Coming right from Toshihiro Nagoshi himself in an interview with IGN Japan he reveals that his team once thought of setting a Yakuza game somewhere other than Japan:
“We have considered it, because there was a feeling that we’d like the Yakuza series to be better known overseas,” he said, explaining that taking the story out of Japan might help players in other cultures connect with it better.
Nagoshi continued: “But the idea disappeared right away. The series was originally intended to target Japanese players, and so setting it overseas would conflict with that original concept, and the popularity of the series within Japan might decline as a result. Also, in terms of marketing, there was concern about the global appeal of a Japanese main character anyway. So it seemed to be tricky.”
Looks like they know where their bread is buttered. But what of the growing audience of Yakuza Fans in the west?!
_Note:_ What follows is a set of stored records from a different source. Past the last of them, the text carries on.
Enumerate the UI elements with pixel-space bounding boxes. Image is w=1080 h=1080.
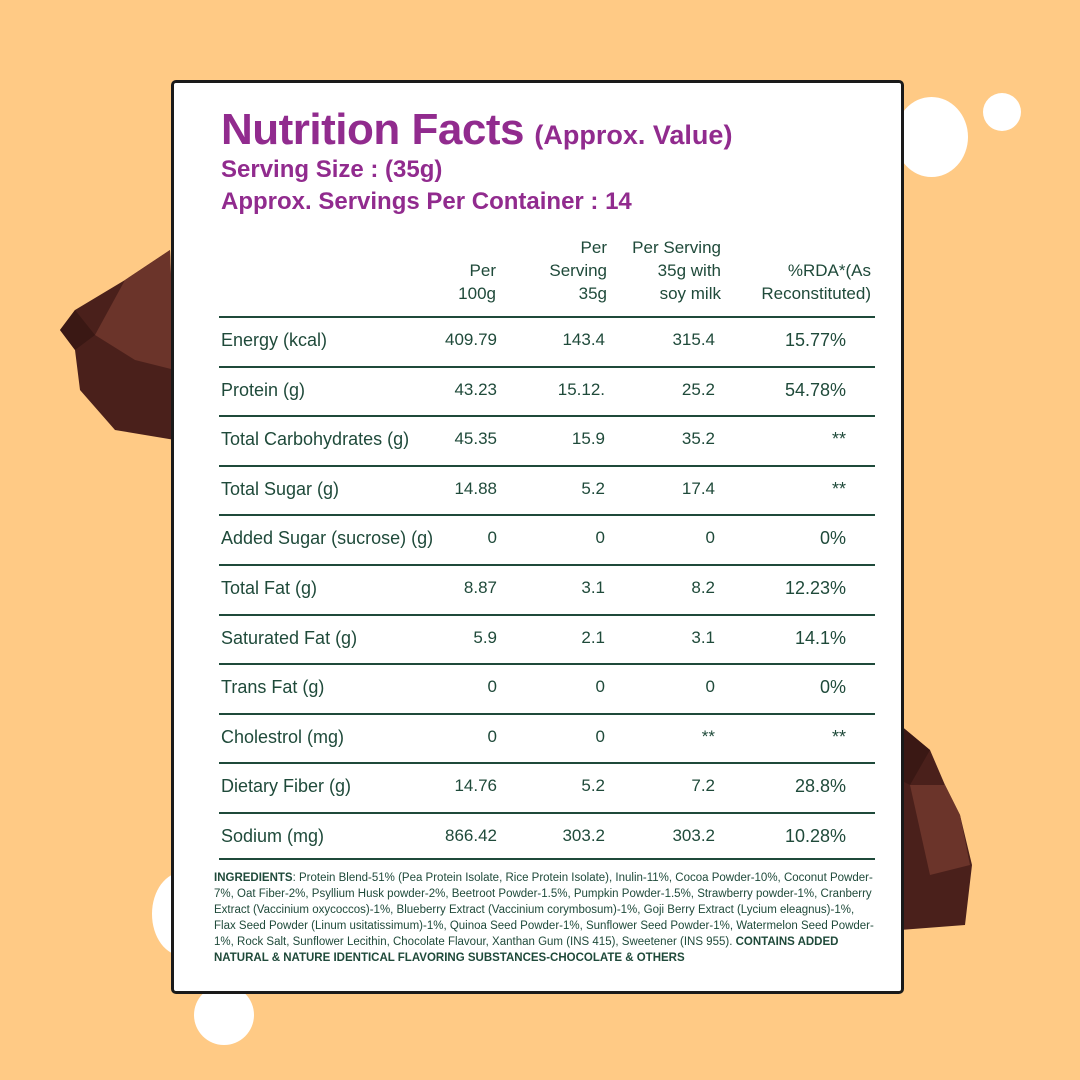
table-row: Trans Fat (g) 0 0 0 0%: [219, 663, 875, 711]
nutrient-value: 0: [705, 528, 715, 548]
nutrient-value: **: [831, 429, 846, 450]
servings-per-container: Approx. Servings Per Container : 14: [221, 188, 632, 215]
nutrient-value: 0: [595, 677, 605, 697]
milk-drop-bottom-small: [194, 985, 254, 1045]
nutrient-value: 0: [487, 677, 497, 697]
chocolate-chunk-right: [900, 725, 972, 930]
title-row: Nutrition Facts (Approx. Value): [221, 105, 732, 155]
nutrient-value: 303.2: [562, 826, 605, 845]
nutrient-value: 17.4: [681, 478, 715, 498]
nutrient-name: Trans Fat (g): [221, 677, 325, 698]
nutrient-value: 0: [595, 528, 605, 548]
nutrient-value: 8.87: [463, 578, 497, 597]
milk-drop-top-large: [895, 97, 968, 177]
table-row: Total Carbohydrates (g) 45.35 15.9 35.2 **: [219, 415, 875, 463]
ingredients: INGREDIENTS: Protein Blend-51% (Pea Prot…: [214, 870, 874, 966]
column-header-1: Per 100g: [458, 261, 496, 303]
title-note: (Approx. Value): [534, 120, 733, 150]
nutrient-value: 14.88: [454, 478, 497, 498]
nutrient-name: Saturated Fat (g): [221, 627, 358, 648]
nutrient-value: 866.42: [445, 826, 497, 845]
nutrient-value: 14.1%: [794, 627, 846, 648]
table-row: Energy (kcal) 409.79 143.4 315.4 15.77%: [219, 316, 875, 364]
nutrient-name: Cholestrol (mg): [221, 726, 345, 747]
nutrient-value: 14.76: [454, 776, 497, 796]
nutrient-name: Total Fat (g): [221, 578, 318, 598]
nutrient-value: 15.9: [571, 429, 605, 449]
nutrient-name: Energy (kcal): [221, 330, 328, 350]
nutrient-value: 28.8%: [794, 776, 846, 797]
nutrient-value: 143.4: [562, 330, 605, 349]
nutrient-value: 10.28%: [784, 826, 846, 846]
nutrient-value: 0: [487, 726, 497, 746]
table-row: Saturated Fat (g) 5.9 2.1 3.1 14.1%: [219, 613, 875, 662]
nutrient-name: Sodium (mg): [221, 826, 325, 846]
serving-size: Serving Size : (35g): [221, 156, 443, 183]
nutrient-value: 303.2: [672, 826, 715, 845]
ingredients-text: : Protein Blend-51% (Pea Protein Isolate…: [214, 872, 874, 948]
nutrient-value: 0: [487, 528, 497, 548]
nutrient-value: 15.12.: [557, 379, 605, 399]
nutrient-name: Total Carbohydrates (g): [221, 429, 410, 450]
nutrient-name: Dietary Fiber (g): [221, 776, 352, 797]
nutrient-value: 315.4: [672, 330, 715, 349]
milk-drop-top-small: [983, 93, 1021, 131]
table-row: Cholestrol (mg) 0 0 ** **: [219, 712, 875, 761]
nutrient-value: 0%: [819, 677, 846, 698]
nutrient-value: 3.1: [581, 578, 605, 597]
nutrient-value: 7.2: [691, 776, 715, 796]
nutrient-value: 25.2: [681, 379, 715, 399]
nutrient-value: 0: [705, 677, 715, 697]
chocolate-chunk-left: [60, 250, 175, 440]
nutrient-name: Total Sugar (g): [221, 478, 340, 499]
table-row: Protein (g) 43.23 15.12. 25.2 54.78%: [219, 365, 875, 414]
page-title: Nutrition Facts: [221, 105, 524, 154]
nutrition-facts-card: Nutrition Facts (Approx. Value) Serving …: [171, 80, 904, 994]
nutrient-value: 5.2: [581, 478, 605, 498]
nutrient-value: 35.2: [681, 429, 715, 449]
table-row: Added Sugar (sucrose) (g) 0 0 0 0%: [219, 514, 875, 562]
nutrient-value: 8.2: [691, 578, 715, 597]
nutrient-value: **: [831, 726, 846, 747]
nutrient-value: 12.23%: [784, 578, 846, 598]
nutrient-value: **: [701, 726, 715, 746]
ingredients-label: INGREDIENTS: [214, 872, 293, 884]
nutrient-value: 0: [595, 726, 605, 746]
nutrient-value: 45.35: [454, 429, 497, 449]
nutrient-value: 0%: [819, 528, 846, 549]
nutrient-value: 5.9: [473, 627, 497, 647]
column-header-4: %RDA*(As Reconstituted): [761, 261, 871, 303]
column-header-2: Per Serving 35g: [549, 238, 607, 303]
flavoring-note: CONTAINS ADDED NATURAL & NATURE IDENTICA…: [214, 936, 839, 964]
nutrient-name: Added Sugar (sucrose) (g): [221, 528, 434, 549]
nutrient-value: 43.23: [454, 379, 497, 399]
table-row: Dietary Fiber (g) 14.76 5.2 7.2 28.8%: [219, 762, 875, 810]
nutrient-value: 15.77%: [784, 330, 846, 350]
nutrient-value: 3.1: [691, 627, 715, 647]
nutrient-value: 54.78%: [784, 379, 846, 400]
table-row: Total Fat (g) 8.87 3.1 8.2 12.23%: [219, 564, 875, 612]
nutrient-name: Protein (g): [221, 379, 306, 400]
table-row: Total Sugar (g) 14.88 5.2 17.4 **: [219, 464, 875, 513]
nutrient-value: 5.2: [581, 776, 605, 796]
nutrient-value: 2.1: [581, 627, 605, 647]
column-header-3: Per Serving 35g with soy milk: [632, 238, 721, 303]
nutrient-value: 409.79: [445, 330, 497, 349]
table-row: Sodium (mg) 866.42 303.2 303.2 10.28%: [219, 812, 875, 860]
nutrient-value: **: [831, 478, 846, 499]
“We get more and more comments from players overseas, and we do listen to them. In the West we have about 100,000 players, which compared to the players we have in Japan is a very small number, but we consider them to be very important fans, and we want to make games that they will enjoy.”
With Yakuza 6 just being announced and Yakuza 0 still a few months away from getting in to the hands of eager fans SEGA have set their sights on the Asian market with a chinese version of Ryu ga gotoku 6 launching soon after the Japanese version.
“The growth of the game market in Asia never stops; that’s the reason we’re realizing Yakuza 6 in China at the same time as in Japan,” said Nagoshi. “10 years ago, sales of Yakuza games in Asia amounted to about 2 or 3% of the sales in Japan, but now it’s around 20%. I think it’s because the games are set in Japan, which looks familiar to our Asian neighbors. The Asian market has become too big to ignore, and it’s a very important place for us now.”
When asked why he thought traditionally Japanese games have a hard time selling in the west he gave an answer that’s sure to upset everyone. [especially us on staff]
“This is just my impression, but games are an interactive medium, and I think that Western gamers place great importance on the feel of that interaction itself — does it feel good to play,” he said. “Japanese gamers place higher importance on the drama and the setting. Well-executed controls are important, but not enough to sell a game.
“For example, FPS games in the West make great use of systems that let you communicate with your friends as you play, but that is not as appealing to Japanese gamers. Also, Western audiences like games that have realistic simulation, but in Japan we prefer something more stylized.
“And then there is ease of use. You can see the difference in styles of UI design. UI in the West is designed as simply as possible, so as to avoid distracting the player. Japanese players find that kind of design hard to understand, and they prefer things to be explained more clearly. Sometimes it might seem like mollycoddling, but Japanese people like things to be easily understandable. When making a game for a global audience it’s extremely difficult to choose between these two approaches.”
Hopefully one day Nagoshi will understand the western audience. It’s disheartening but it’s always good to hear his perspective. Even if we disagree.